Construir conhecimento para poderem se desfazer e dar lugar a invenções e proposições outras, mais ricas e responsivas... Como fazer isso no âmbito da universidade, cujos princípios se guiam pela Razão? Encontramos no ensino superior das artes possibilidades de trabalharmos com essas razões, no plural e com letra minúscula, de que fala Haraway, razões que movem naturezas/culturas, em associações não estanques, em movimento, que se diferenciam constantemente. Aqui o movimento é requisitado para inventar humanos híbridos de corpos e mentes, de corpos e espaços, de naturezas e culturas. Movimento que, ao nosso ver, gera corporrelacionalidades que, em dança, possibilitam modos outros de dançar, de pensar/fazer dança como experiência coletiva.

Bruno Latour (2004), quando aborda o coletivo, propõe gerar uma nova exterioridade formada não mais por tudo o que antes foi considerado objeto do conhecimento do sujeito humano - ou seja, tudo o que representava a exterioridade do humano (natureza), onde este (em sociedade) se inseria – mas por outros sujeitos em potencial, os quais para a instituição do coletivo por meio do ordenamento, foram excluídos, mas podem retornar ao chamado para compô-lo, inquietando o poder de consideração. Daí que o coletivo se define pelo seu movimento, sempre em busca de agregar, complexificar, tornar o mundo habitável a mais modos de vida.
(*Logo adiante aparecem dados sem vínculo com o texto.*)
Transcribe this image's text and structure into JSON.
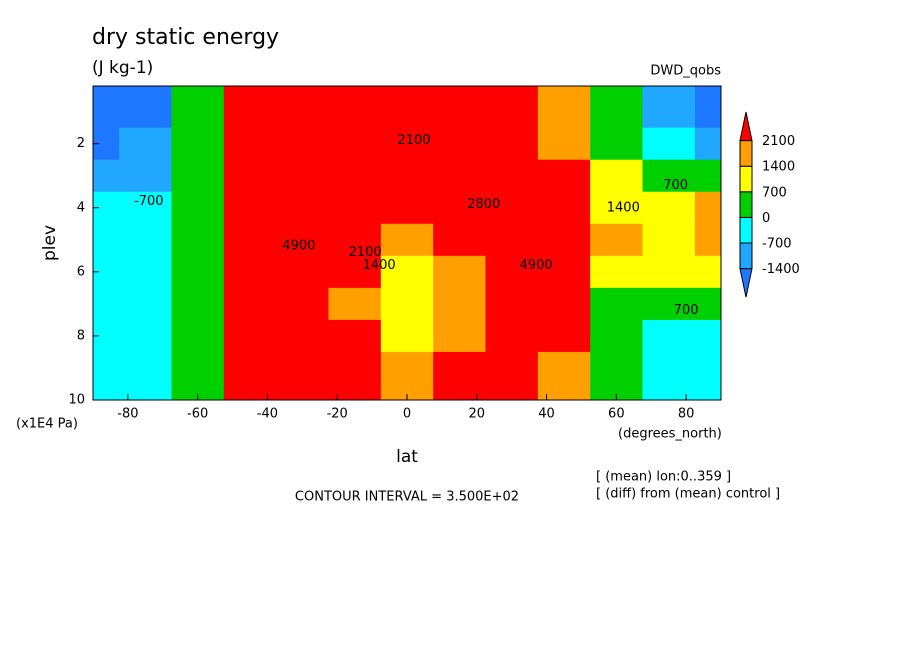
{
  "chart_data": {
    "type": "contour",
    "title": "dry static energy",
    "subtitle": "(J kg-1)",
    "label_right": "DWD_qobs",
    "ylabel": "plev",
    "ylabel_units": "(x1E4 Pa)",
    "xlabel": "lat",
    "xlabel_units": "(degrees_north)",
    "footer": "CONTOUR INTERVAL = 3.500E+02",
    "notes": [
      "[ (mean) lon:0..359 ]",
      "[ (diff) from (mean) control ]"
    ],
    "xlim": [
      -90,
      90
    ],
    "xticks": [
      -80,
      -60,
      -40,
      -20,
      0,
      20,
      40,
      60,
      80
    ],
    "ylim": [
      0.2,
      10
    ],
    "y_inverted": true,
    "yticks": [
      2,
      4,
      6,
      8,
      10
    ],
    "x": [
      -90,
      -75,
      -60,
      -45,
      -30,
      -15,
      0,
      15,
      30,
      45,
      60,
      75,
      90
    ],
    "y": [
      1,
      2,
      3,
      4,
      5,
      6,
      7,
      8,
      9,
      10
    ],
    "z": [
      [
        -1600,
        -1500,
        400,
        2200,
        2300,
        2300,
        2400,
        2300,
        2300,
        1600,
        300,
        -800,
        -1500
      ],
      [
        -1500,
        -1200,
        300,
        2500,
        3000,
        2600,
        2200,
        2500,
        2800,
        2000,
        200,
        -500,
        -900
      ],
      [
        -1000,
        -800,
        400,
        2600,
        3800,
        2800,
        2300,
        2800,
        3600,
        2400,
        800,
        400,
        200
      ],
      [
        -600,
        -700,
        0,
        2700,
        4800,
        3000,
        2300,
        3000,
        4800,
        2500,
        1200,
        900,
        1500
      ],
      [
        -400,
        -500,
        200,
        2800,
        4900,
        2400,
        1600,
        2200,
        4900,
        2600,
        1400,
        1000,
        1500
      ],
      [
        -500,
        -400,
        400,
        2700,
        4500,
        2100,
        1000,
        1500,
        4500,
        2600,
        1000,
        800,
        900
      ],
      [
        -500,
        -400,
        500,
        2600,
        3800,
        1400,
        900,
        1600,
        3800,
        2400,
        500,
        200,
        100
      ],
      [
        -500,
        -400,
        500,
        2500,
        3300,
        2200,
        1200,
        2000,
        3200,
        2200,
        300,
        -200,
        -300
      ],
      [
        -400,
        -400,
        600,
        2400,
        2800,
        2200,
        1600,
        2200,
        2800,
        2000,
        200,
        -300,
        -500
      ],
      [
        -400,
        -400,
        500,
        2300,
        2500,
        2200,
        1500,
        2200,
        2500,
        1800,
        300,
        -300,
        -500
      ]
    ],
    "levels": [
      -1400,
      -700,
      0,
      700,
      1400,
      2100
    ],
    "colors": [
      "#1e78ff",
      "#20a8ff",
      "#00ffff",
      "#00d000",
      "#ffff00",
      "#ffa000",
      "#ff0000"
    ],
    "contour_labels": [
      {
        "label": "2100",
        "x": 2,
        "y": 1.9
      },
      {
        "label": "-700",
        "x": -74,
        "y": 3.8
      },
      {
        "label": "4900",
        "x": -31,
        "y": 5.2
      },
      {
        "label": "4900",
        "x": 37,
        "y": 5.8
      },
      {
        "label": "2800",
        "x": 22,
        "y": 3.9
      },
      {
        "label": "1400",
        "x": 62,
        "y": 4.0
      },
      {
        "label": "700",
        "x": 77,
        "y": 3.3
      },
      {
        "label": "700",
        "x": 80,
        "y": 7.2
      },
      {
        "label": "2100",
        "x": -12,
        "y": 5.4
      },
      {
        "label": "1400",
        "x": -8,
        "y": 5.8
      }
    ]
  }
}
Acompanhamos a experimentação ocorrida durante o desdobrar da disciplina Corpo/Espaço, propondo-nos a retomar contato com os outros (LATOUR, 2004), como a proposição de ―vir a ser com aqueles com quem ainda não estamos‖

(HARAWAY, 2011b, s/p), definindo o coletivo por uma trajetória de aprendizagem a ser constituída por humanos com não/humanos performando corporrelacionalidades em dança.